A SOFRER NO SERTÃO
Após acompanhar a seca invadindo cada recanto das cidades por onde passava, contemplar os animais desfiando, andando sem rumo a procura de água e alimento, as pessoas sempre numa luta diária com a temperatura acima do suportável, pus-me a clamar por misericórdia.
Cenas de cortar o coração do mais resistente ser humano. Vacas sem leite sendo seguidas pelos filhotes famintos – ambos cambaleantes e com as costelas a mostra. Cães chaguentos, desnutridos e sem donos vagueando e guerreando por um pedaço de plástico que exalava resquício de algo que lembrava uma refeição.

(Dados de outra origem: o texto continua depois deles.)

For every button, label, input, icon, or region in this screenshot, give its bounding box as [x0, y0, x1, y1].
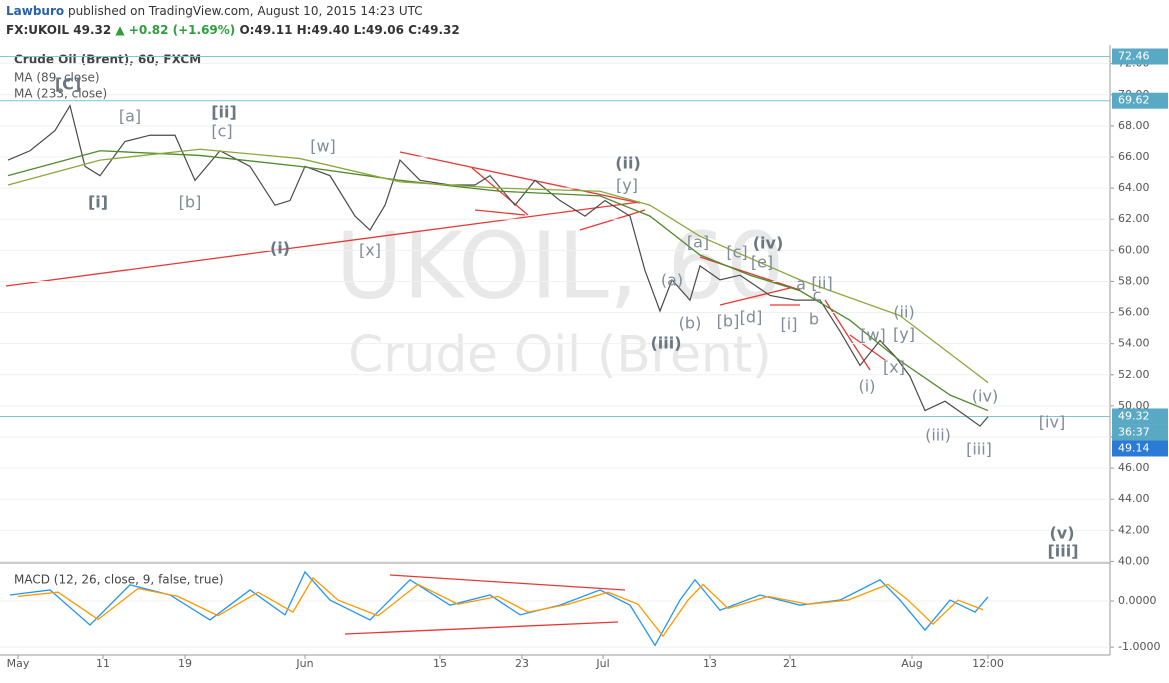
x-tick-label: 15 [433, 657, 447, 670]
y-tick-label: 40.00 [1118, 554, 1150, 567]
x-tick-label: 11 [96, 657, 110, 670]
price-label: 72.46 [1112, 48, 1168, 65]
wave-label: (i) [270, 239, 290, 258]
series-line [17, 576, 984, 638]
series-line [7, 150, 989, 412]
wave-label: [a] [119, 107, 141, 126]
wave-label: (a) [661, 271, 683, 290]
x-tick-label: 23 [515, 657, 529, 670]
wave-label: (iv) [972, 387, 998, 406]
wave-label: [iv] [1039, 413, 1065, 432]
wave-label: [y] [616, 176, 638, 195]
wave-label: c [813, 286, 822, 305]
wave-label: [i] [781, 315, 798, 334]
price-label-box [1112, 48, 1168, 65]
y-tick-label: 66.00 [1118, 150, 1150, 163]
price-label-text: 69.62 [1118, 94, 1150, 107]
price-label-box [1112, 408, 1168, 425]
x-tick-label: 19 [178, 657, 192, 670]
wave-label: (ii) [893, 303, 914, 322]
x-tick-label: 21 [783, 657, 797, 670]
x-tick-label: Jul [595, 657, 609, 670]
header-line: Lawburo published on TradingView.com, Au… [6, 4, 423, 18]
y-tick-label: 0.0000 [1118, 594, 1157, 607]
wave-label: [x] [359, 241, 381, 260]
price-label: 49.32 [1112, 408, 1168, 425]
wave-label: a [796, 275, 806, 294]
y-tick-label: 68.00 [1118, 119, 1150, 132]
wave-label: [iii] [1047, 542, 1078, 561]
wave-label: [w] [860, 326, 886, 345]
y-tick-label: 62.00 [1118, 212, 1150, 225]
price-label-text: 72.46 [1118, 50, 1150, 63]
price-label: 36:37 [1112, 424, 1168, 441]
macd-title: MACD (12, 26, close, 9, false, true) [14, 573, 224, 587]
x-tick-label: Aug [901, 657, 922, 670]
wave-label: [d] [740, 308, 763, 327]
wave-label: [w] [310, 137, 336, 156]
watermark: UKOIL, 60 [336, 212, 785, 319]
price-label-text: 36:37 [1118, 425, 1150, 438]
price-label-box [1112, 92, 1168, 109]
published: published on TradingView.com, August 10,… [68, 4, 423, 18]
x-tick-label: May [7, 657, 30, 670]
y-tick-label: -1.0000 [1118, 640, 1160, 653]
change: ▲ +0.82 (+1.69%) [115, 23, 235, 37]
wave-label: [i] [88, 193, 108, 212]
wave-label: (iii) [650, 334, 681, 353]
y-tick-label: 60.00 [1118, 243, 1150, 256]
wave-label: [y] [893, 325, 915, 344]
symbol-line: FX:UKOIL 49.32 ▲ +0.82 (+1.69%) O:49.11 … [6, 23, 460, 37]
y-tick-label: 44.00 [1118, 492, 1150, 505]
wave-label: (i) [859, 377, 876, 396]
y-tick-label: 64.00 [1118, 181, 1150, 194]
legend-entry: MA (233, close) [14, 87, 107, 101]
y-tick-label: 42.00 [1118, 523, 1150, 536]
y-tick-label: 58.00 [1118, 274, 1150, 287]
price-label-box [1112, 440, 1168, 457]
wave-label: [c] [211, 122, 232, 141]
price-label-box [1112, 424, 1168, 441]
legend-entry: MA (89, close) [14, 71, 100, 85]
wave-label: [b] [179, 193, 202, 212]
wave-label: (v) [1049, 524, 1074, 543]
wave-label: [x] [883, 358, 905, 377]
wave-label: [ii] [211, 103, 237, 122]
wave-label: b [809, 310, 819, 329]
wave-label: (ii) [615, 154, 641, 173]
y-tick-label: 56.00 [1118, 306, 1150, 319]
wave-label: [C] [55, 75, 81, 94]
x-tick-label: 12:00 [972, 657, 1004, 670]
trend-lines [5, 151, 886, 635]
price-label: 49.14 [1112, 440, 1168, 457]
wave-label: [ii] [811, 274, 832, 293]
pane-title: Crude Oil (Brent), 60, FXCM [14, 53, 201, 67]
wave-label: (iv) [753, 234, 784, 253]
wave-label: (b) [679, 314, 702, 333]
y-tick-label: 52.00 [1118, 368, 1150, 381]
publisher[interactable]: Lawburo [6, 4, 64, 18]
wave-label: [a] [687, 233, 709, 252]
y-tick-label: 54.00 [1118, 337, 1150, 350]
series-line [7, 148, 989, 384]
wave-label: [b] [717, 312, 740, 331]
price-label: 69.62 [1112, 92, 1168, 109]
price-label-text: 49.32 [1118, 409, 1150, 422]
wave-label: [iii] [966, 440, 992, 459]
wave-label: [c] [726, 243, 747, 262]
x-tick-label: Jun [295, 657, 313, 670]
symbol: FX:UKOIL 49.32 [6, 23, 111, 37]
price-label-text: 49.14 [1118, 441, 1150, 454]
ohlc: O:49.11 H:49.40 L:49.06 C:49.32 [239, 23, 459, 37]
x-tick-label: 13 [703, 657, 717, 670]
wave-label: (iii) [925, 426, 951, 445]
watermark-subtitle: Crude Oil (Brent) [348, 326, 771, 384]
wave-label: [e] [751, 253, 773, 272]
y-tick-label: 46.00 [1118, 461, 1150, 474]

As nuvens vinham e desapareciam, como numa brincadeira de criança mostrando que se uma delas fosse pega o jogo estava ganho. Mas, quem poderia segurar fumaça, deter vento ou aprisionar as águas em evaporação? O jeito era esperar, apelar para a esperança e confiar no Criador.

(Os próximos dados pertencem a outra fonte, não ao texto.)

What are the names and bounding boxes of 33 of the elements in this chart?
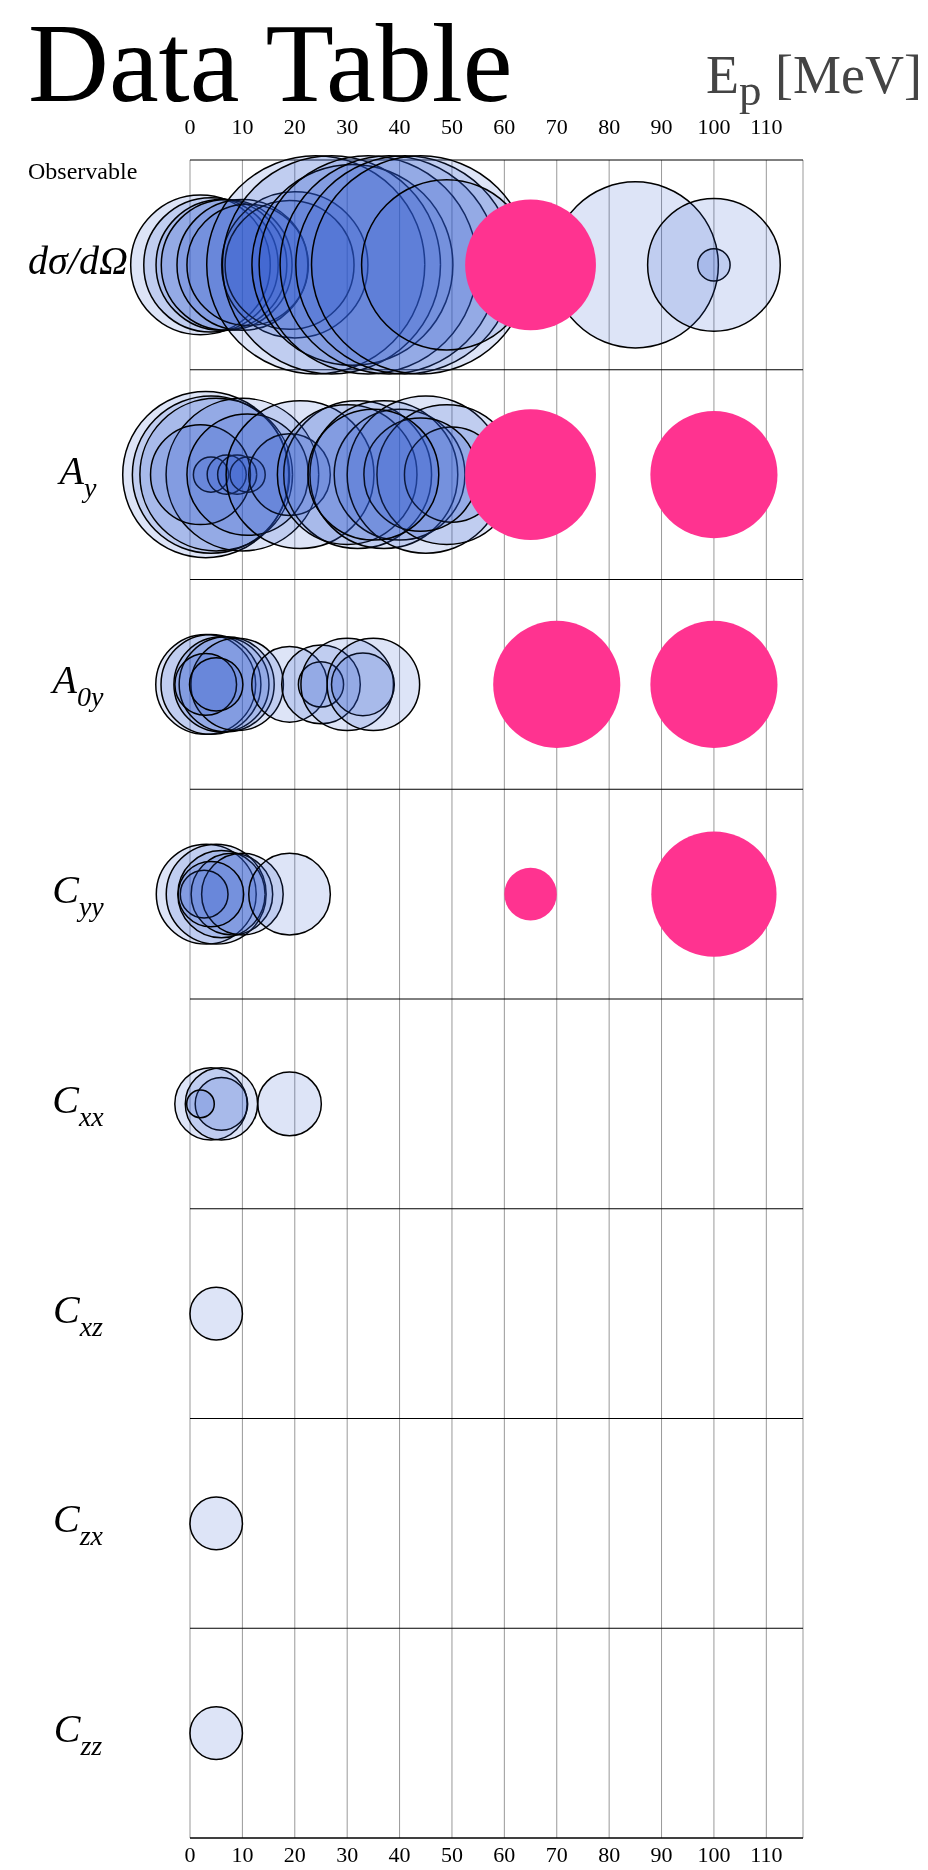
x-tick-label: 110 bbox=[750, 1841, 783, 1867]
x-tick-label: 60 bbox=[493, 1841, 516, 1867]
x-tick-label: 0 bbox=[184, 1841, 196, 1867]
x2-tick-label: 100 bbox=[697, 114, 731, 139]
x2-tick-label: 110 bbox=[750, 114, 783, 139]
x2-tick-label: 10 bbox=[231, 114, 254, 139]
x2-tick-label: 70 bbox=[545, 114, 568, 139]
y-tick-label: A$_{0y}$ bbox=[49, 657, 104, 713]
y-tick-label: C$_{zz}$ bbox=[53, 1706, 103, 1762]
x-tick-label: 10 bbox=[231, 1841, 254, 1867]
x2-tick-label: 80 bbox=[598, 114, 621, 139]
x-tick-label: 20 bbox=[283, 1841, 306, 1867]
x-axis-title: E$_{p}$ [MeV] bbox=[706, 45, 922, 115]
x2-tick-label: 40 bbox=[388, 114, 411, 139]
y-tick-label: C$_{zx}$ bbox=[52, 1496, 104, 1552]
x2-tick-label: 60 bbox=[493, 114, 516, 139]
x2-tick-label: 90 bbox=[650, 114, 673, 139]
y-tick-label: C$_{yy}$ bbox=[52, 867, 105, 923]
y-tick-label: C$_{xz}$ bbox=[52, 1286, 104, 1342]
x-tick-label: 90 bbox=[650, 1841, 673, 1867]
y-tick-label: dσ/dΩ bbox=[28, 238, 128, 284]
x-tick-label: 50 bbox=[440, 1841, 463, 1867]
y-tick-label: C$_{xx}$ bbox=[52, 1077, 105, 1132]
x-tick-label: 30 bbox=[336, 1841, 359, 1867]
x2-tick-label: 30 bbox=[336, 114, 359, 139]
x-tick-label: 40 bbox=[388, 1841, 411, 1867]
y-axis-title: Observable bbox=[28, 158, 138, 185]
x-tick-label: 80 bbox=[598, 1841, 621, 1867]
x2-tick-label: 20 bbox=[283, 114, 306, 139]
y-tick-label: A$_{y}$ bbox=[56, 447, 97, 503]
x2-tick-label: 50 bbox=[440, 114, 463, 139]
x-tick-label: 70 bbox=[545, 1841, 568, 1867]
x-tick-label: 100 bbox=[697, 1841, 731, 1867]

Então ela veio. Quem nunca viu precisa ver a mudança tão significativa no sertão quando a chuva mostra sua cara. A conversa, o tom da voz, os olhos, o andar e até o sono sofrem alteração. Os adultos brincam na rua como se fossem crianças, enquanto alguém trás a notícia de que o barreiro de seu fulano já está com ‘boa quantidade’, a do sítio de seu beltrano ‘sangrou’ indo derramar na de seu Fulustreco, e por aí vai. Tem aquele rio temporário que vira piscinão e que no local onde antes era estrada a água chega a cobrir arvores com três metros de altura. Pra lá correm muitos, levando a família para um mergulho coletivo e como ninguém é imune, os celulares são direcionados para tirar fotos ou filmar risos e falatório dos que passaram anos tomando banho de caneca enquanto via morrer a criação, estorricada a plantação e depois contemplar as árvores perderem folhas e ficarem qual esqueleto apontando suas garras para os céus numa súplica diária.

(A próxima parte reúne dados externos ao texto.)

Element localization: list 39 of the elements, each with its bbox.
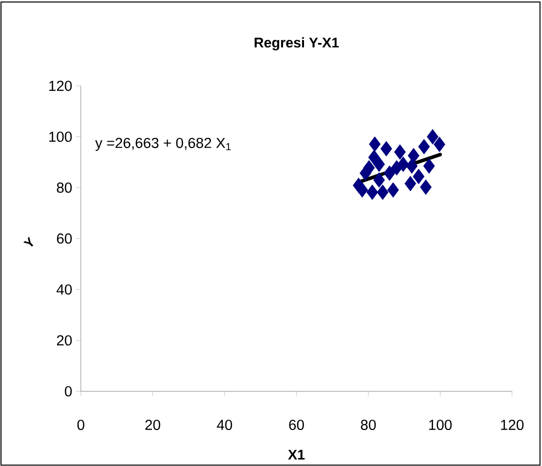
chart-title: Regresi Y-X1	[254, 37, 339, 50]
point	[352, 178, 364, 193]
x-tick-label: 0	[77, 420, 84, 430]
point	[418, 138, 430, 154]
y-tick-label: 0	[64, 386, 72, 396]
point	[420, 179, 432, 195]
point	[373, 156, 385, 172]
y-tick-label: 40	[56, 284, 72, 295]
point	[387, 182, 399, 198]
x-tick-label: 40	[216, 420, 232, 430]
point	[368, 136, 381, 152]
point	[363, 160, 375, 176]
point	[384, 165, 396, 181]
y-tick-label: 20	[56, 335, 72, 346]
annotation: y =26,663 + 0,682 X$_{1}$	[95, 138, 231, 151]
x-tick-label: 100	[429, 420, 452, 430]
y-tick-label: 80	[56, 182, 72, 193]
point	[434, 136, 446, 152]
point	[412, 168, 424, 184]
point	[394, 144, 406, 160]
point	[390, 160, 403, 176]
x-axis-title: X1	[288, 450, 305, 460]
point	[406, 158, 418, 174]
point	[373, 172, 385, 188]
y-tick-label: 120	[49, 80, 72, 91]
x-tick-label: 20	[145, 420, 160, 430]
point	[404, 176, 416, 192]
point	[366, 184, 378, 200]
x-tick-label: 60	[289, 420, 304, 430]
point	[423, 158, 435, 174]
point	[376, 184, 389, 200]
y-tick-label: 60	[56, 233, 72, 244]
x-tick-label: 120	[501, 420, 524, 430]
point	[380, 140, 392, 156]
point	[426, 129, 438, 144]
x-tick-label: 80	[360, 420, 376, 430]
y-axis-title: Y	[23, 236, 34, 247]
y-tick-label: 100	[49, 132, 72, 142]
point	[408, 148, 420, 164]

Prejuízo de perder a conta. O bode e ovelha perdem peso, e preço. O leite torna-se ouro branco, o gado graúdo tem que ser largado a própria sorte. O frango passa a ser alimentado com o ouro dourado – o milho. E a dona de casa vai passando a faca nas matrizes que um dia deu lucro com ninhadas que faziam a criação inchar pra depois ser vendida na feira trazendo o sofá, a cama, a roupa, o pagamento na farmácia, a viagem pra visitar um parente na cidade grande... Êta, vida que não tem trégua, sempre em viração!
Entra ano e sai ano. O quadro é o mesmo. Enquanto planos mirabolantes são lançados nos gabinetes refrigerados, o sertanejo reconhece que socorro somente do céu, o resto é ‘palavratório’ dos engravatados.